The Commercial Division of the High Court in Kampala declared illegal, the loan that businessman Hamis Kiggundu of Ham Enterprises had acquired from Diamond Trust Bank (DTB) and directed that the bank refunds the Shs120 billion allegedly deducted from Ham Enterprises’ bank accounts.
However, DTB filed an application seeking to have the orders by the Commercial Court halted.
On Monday, the bank’s lawyers led by Kiryowa Kiwanuka told court that the entire banking sector would suffer far reaching consequences if the orders to have Ham Enterprises paid Shs120 billion is executed.
“If this application is not granted, the effect of the judgment will have far reaching implications on the entire banking sector in Uganda as it nullifies all syndicated loans and lending by foreign financiers to Ugandan borrowers which losses will run in trillions of shillings with the attendant damage to the economy of Uganda by blocking foreign lending to the Ugandan enterprise,” Kiwanuka told court.

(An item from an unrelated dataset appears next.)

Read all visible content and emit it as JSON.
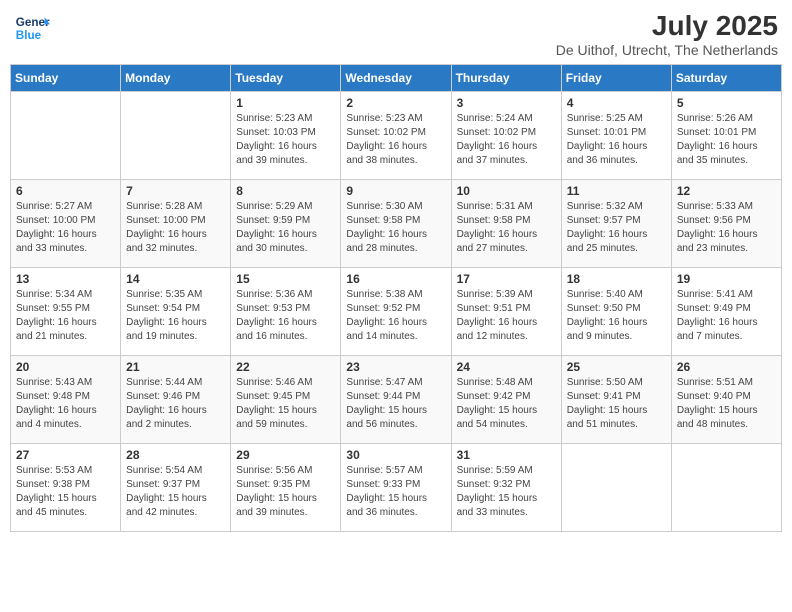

DTB lawyers also argued that their client was not given a fair hearing by the Commercial Court before giving far reaching orders that they said will see the bank suffer substantial losses by being required to pay Shs120 billion to Ham Enterprises.
“The applicant’s intended appeal raises serious questions of law and fact and the appeal has a high likelihood of success. The appeal will therefore be rendered nugatory in the event the event of execution before hearing of the appeal,” Kiwanuka said.
Ham’s lawyers disagree
In their defence, Ham Enterprises’ lawyers led by Fred Muwema told court that the claim of far reaching implications in the entire banking sector is only speculative and should not be considered by the court.
“This a case between a bank and its customer. Banks sue and can be sued and therefore, one cant make an argument that every time a bank is sued, it will have far reaching implications on the entire sector,”Muwema said.
“The ruling was against DTB and therefore other banks are not party to the suit and will not be affected.”
Ham’s lawyers also argued that there was a fair hearing by the Commercial Court which led to the ruling that saw the bank ordered to refund shs120 billion to Ham Enterprises.
“The applicants should not have sought assistance from this court in the same manner they claim is not fair. They can’t turn around to say previous proceedings of this nature were not fair.”
According to the lawyers, the orders by the Commercial Court are not executable and therefore can’t be stayed as requested by DTB.
The Principal Judge, Dr. Flavian Zeija said he would look into the submissions from both parties and deliver his ruling on Monday.